Please don't get me wrong: Google is being real stupid here and I'm mad at them too.
"
"If you ask for a picture of football players, or someone walking a dog, you may want to receive a range of people. You probably don't just want to only receive images of people of just one type of ethnicity (or any other characteristic)," wrote Google executive Prabhakar Raghavan.
But, as Raghavan wrote, the effort backfired. The AI service "failed to account for cases that should clearly not show a range. And second, over time, the model became way more cautious than we intended and refused to answer certain prompts entirely — wrongly interpreting some very anodyne prompts as sensitive."
Researchers have pointed out that Google was trying to counter images that perpetuate bias and stereotype, since many large datasets of images have been found to contain mostly white people, or are replete with one type of image, like, for example, depicting most doctors as male.
In attempting to avoid a public relations crisis about gender and race, Google managed to run headlong into another controversy over accuracy and history."
This entire framing of the story, from both Raghavan and NPR, feels profoundly infantilizing to me.
Suppose I ask an image generator for "a boy riding his bicycle down the streets of a city."
What race should that boy be in the outputs produced by the generator?
Almost everybody is acting like there is a correct answer to that question, and, even more crazily, like getting the answer wrong would be so catastrophicly offensive that any product that gets it wrong should be taken off the market entirely.
You don't know if a user who types that prompt wants "only one type of ethnicity" and there's a good chance they don't know themselves.
How diverse should the outputs be? Should Chinese and Indian kids be more likely to appear in the results than anybody else? What should the ratios be? Should the fact that I typed the prompt in English change the ratios compared to a prompt typed in Chines? Users are not necessarily likely to generate thousands of images for a certain prompts so how often should less populace racial groups appear in the results? If people with broadly Inuit features are included in proportion to their percentage of the global populace they'll probably never show up so do we juice the results?
The idea that there is a correct set of answers to these questions at all seems incredibly unlikely to me, and the idea that getting those questions wrong would be catastrophic just strikes me as depressingly infantilizing.
You know what I can do if the output of the image generator is four white boys on bikes? I can just type another word in my prompt and say "an African American boy riding a bike down the streets of a city".
From a user perspective, what you'd actually want is controls for this kind of thing!
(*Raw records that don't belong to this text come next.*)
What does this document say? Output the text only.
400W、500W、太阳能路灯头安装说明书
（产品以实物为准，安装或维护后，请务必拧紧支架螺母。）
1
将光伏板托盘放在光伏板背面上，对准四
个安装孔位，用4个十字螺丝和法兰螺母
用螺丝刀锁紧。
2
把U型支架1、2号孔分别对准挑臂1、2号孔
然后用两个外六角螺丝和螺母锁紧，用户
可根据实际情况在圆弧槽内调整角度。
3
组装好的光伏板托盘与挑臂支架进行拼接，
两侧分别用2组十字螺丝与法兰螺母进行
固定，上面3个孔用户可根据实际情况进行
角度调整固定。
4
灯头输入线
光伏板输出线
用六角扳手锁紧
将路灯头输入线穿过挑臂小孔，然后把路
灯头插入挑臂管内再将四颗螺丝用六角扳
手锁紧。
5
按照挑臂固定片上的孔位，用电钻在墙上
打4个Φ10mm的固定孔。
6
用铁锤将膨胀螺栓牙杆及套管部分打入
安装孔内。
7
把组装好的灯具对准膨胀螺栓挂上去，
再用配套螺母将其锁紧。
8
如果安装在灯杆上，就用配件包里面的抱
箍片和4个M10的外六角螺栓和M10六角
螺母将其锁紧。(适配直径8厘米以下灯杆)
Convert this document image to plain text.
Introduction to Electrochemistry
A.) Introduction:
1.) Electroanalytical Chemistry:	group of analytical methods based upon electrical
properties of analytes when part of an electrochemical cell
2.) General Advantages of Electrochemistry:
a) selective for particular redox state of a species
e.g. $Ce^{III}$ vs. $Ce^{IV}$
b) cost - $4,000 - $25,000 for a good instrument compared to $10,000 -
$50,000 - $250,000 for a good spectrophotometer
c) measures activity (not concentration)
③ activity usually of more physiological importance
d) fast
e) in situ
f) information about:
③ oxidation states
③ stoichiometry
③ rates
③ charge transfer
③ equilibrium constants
Some kind of slider or even better, sets of sliders you could use to manipulate how widely afield the images move from central examples of the prompt.
Instead, both Google and the mass of Google's opponents seem to agree that there *is* a universal right answer, and that Google's primary job is to ensure that nothing the machine outputs will ever be controversial or range too far away from that right answer, and that the problem here is that Google has done a bad job at protecting us from controversy, and needs to be even better at ensuring the machine doesn't provide controversial outputs in the future.
It's fucking depressing.
PS - Also the idea that image generation outputs should be "historically accurate" is semi-baffling. I'll just say I didn't see anybody talking about whether those uniforms were actually standard issue for Nazis in 1943.
So apparently a Google image generator made some black Nazis or something.
The fact that people care about this, that they think there is some skin color that a fake Nazi, or a fake founding father, or whatever, *ought* to have in the absence of explicit user prompting is strong evidence that large portions of society have gone insane.
I can't even begin to tell you how infuriating it is to me that people care about this. It's a batshit set of priorities.
The correct race for a character in an image generator output is whatever the user asks for, period.
PS - This is a big reason I don't like the closed source generators, they feel that anything they generate reflects on the company so they're constantly working to make sure you don't have enough input into the image to do naughty things.